Hildred on Doctor ArcherEdit
Much of what we learn about Doctor Archer is actually more about the relationship between Hildred and the doctor. In many ways it's not even a relationship, it's a judgement.
"I had walked down that day from Dr. Archer's house on Madison Avenue, where I had been as a mere formality. Ever since that fall from my horse, four years before, I had been troubled at times with pains in the back of my head and neck, but now for months they had been absent, and the doctor sent me away that day saying there was nothing more to be cured in me. It was hardly worth his fee to be told that; I knew it myself. Still I did not grudge him the money. What I minded was the mistake which he made at first. When they picked me up from the pavement where I lay unconscious, and somebody had mercifully sent a bullet though my horse's head, I was carried to Dr. Archer, and he, pronouncing my brain affected, placed me in his private asylum, where I was obliged to endure treatment for insanity. At last he decided that I was well, and I, knowing that my mind had always been as sound as his, if not sounder, "paid my tuition," as he jokingly called it, and left. I told him, smiling, that I would get even with him for his mistake, and he laughed heartily, and asked me to call once in a while. I did so, hoping for a chance to even up accounts, but he gave me none, and I told him I would wait."

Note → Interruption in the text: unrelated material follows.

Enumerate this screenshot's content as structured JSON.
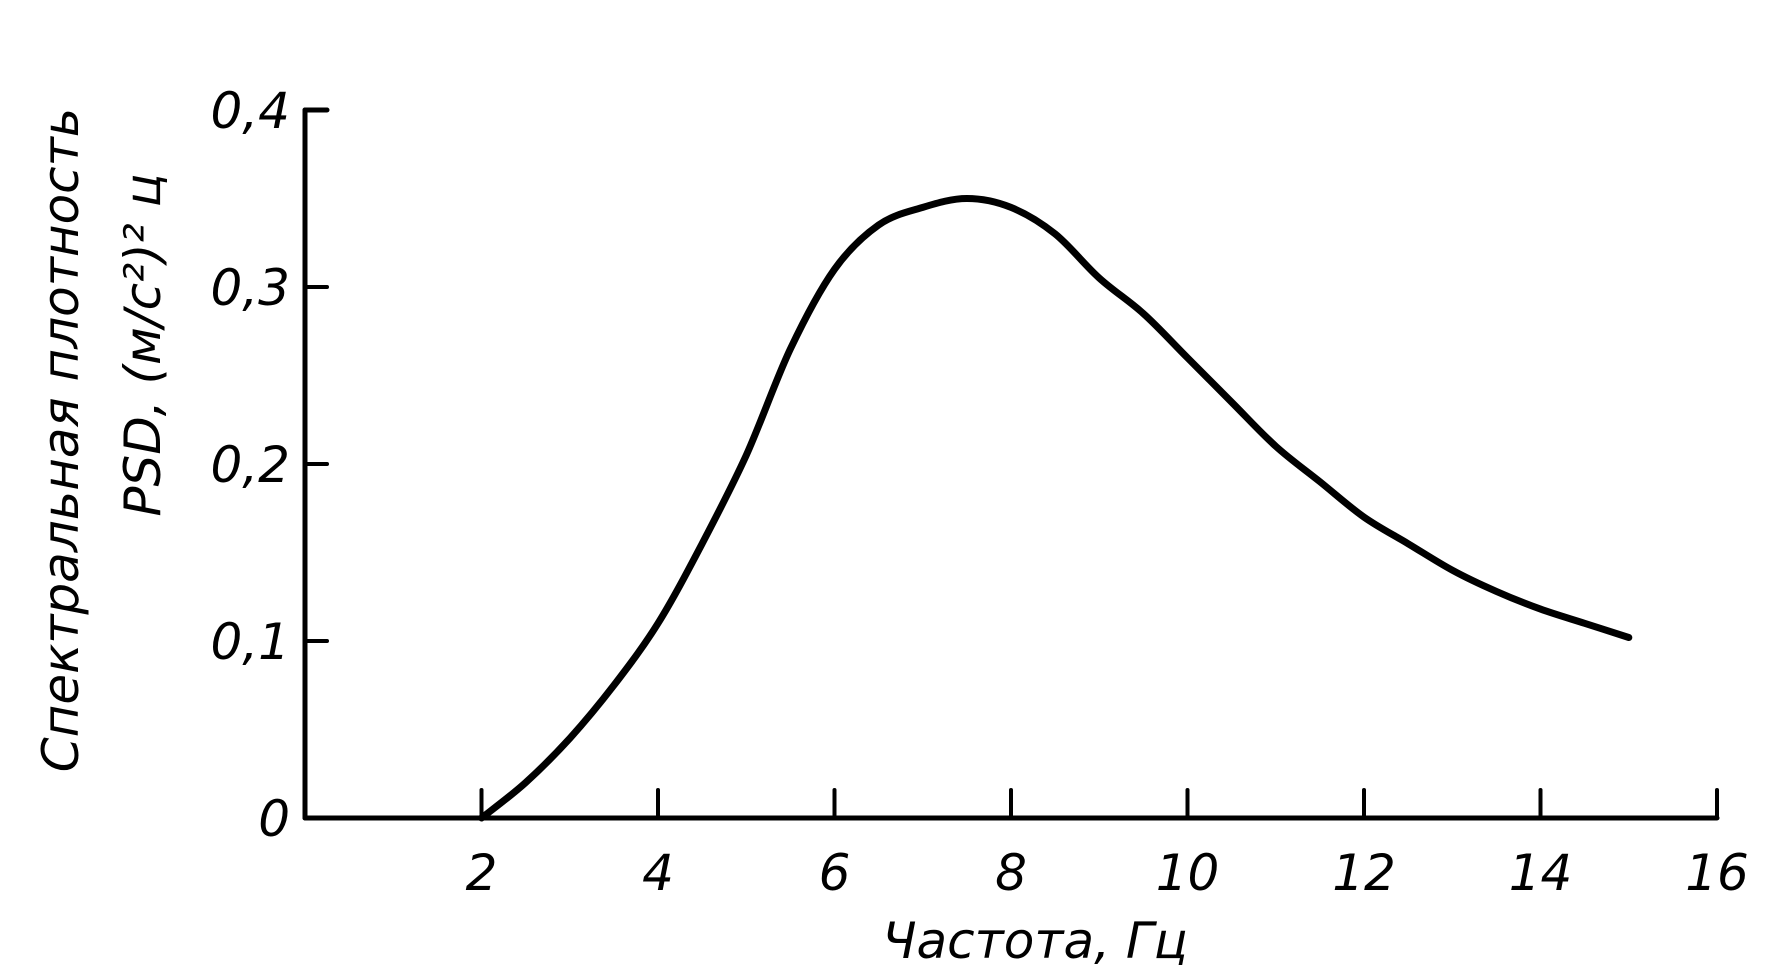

“Dr. Archer, having by some means become possessed of the secret of the Imperial Succession, attempted to deprive me of my right, alleging that because of a fall from my horse four years ago, I had become mentally deficient. He presumed to place me under restraint in his own house in hopes of either driving me insane or poisoning me. I have not forgotten it. I visited him last night and the interview was final.”

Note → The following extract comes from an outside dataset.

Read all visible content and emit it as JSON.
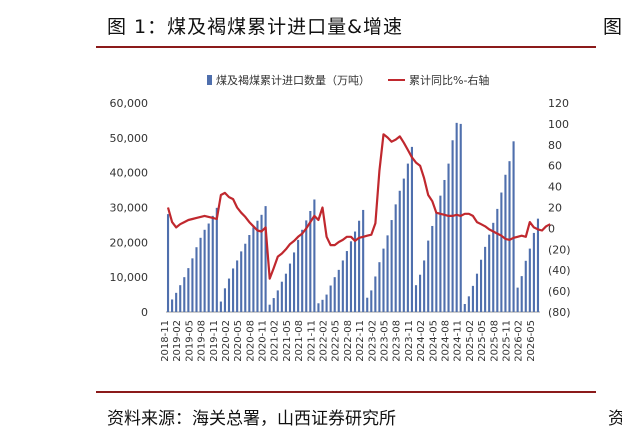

Who killed Doctor Archer?Edit
At the end of the story he is declared dead by Hildred, but we never see this ourselves. "I visited him last night and the interview was final" he declares, although the thought of the doctor "in the cellar with his throat cut open" reminds him of Vance and his knife (presumably because Vance has been assigned a similar task elsewhere, but possibly because it was in fact Vance who killed the doctor). Finally he tells his cousin Louis "You will never marry Constance now, and if you marry any one else in your exile, I will visit you as I did my doctor last night." It is almost certain that Castaigne has killed his doctor.
At one point in the story Mr. Wilde suggests to Hildred: “And Dr. Archer! But that’s a matter you can settle any time you wish.” Is he offering his services or does he mean to suggest Hildred is capable of killing the doctor himself? As we see at the end of the story Hildred is very fast with his knife, impaling Mr. Wilde's cat with it.
The Doctor appears in the Trail of Cthulhu adventure based on The Repairer of Reputations. Therein we learn that the doctor has been killed by a straight razor (which has been hidden in his bathroom along with a bloody shirt). He has been dead since, approximately, the time of Vance's suicide, which would seem to rule out Hildred, who witnesses Vance's suicide shortly after claiming his final interview with the doctor was the night before. This suggests Vance the more likely murderer in question, unless you assume Hildred to be lying (or simply deluded). And yet, if Hildred is accused of having killed the doctor, he attempts to run away!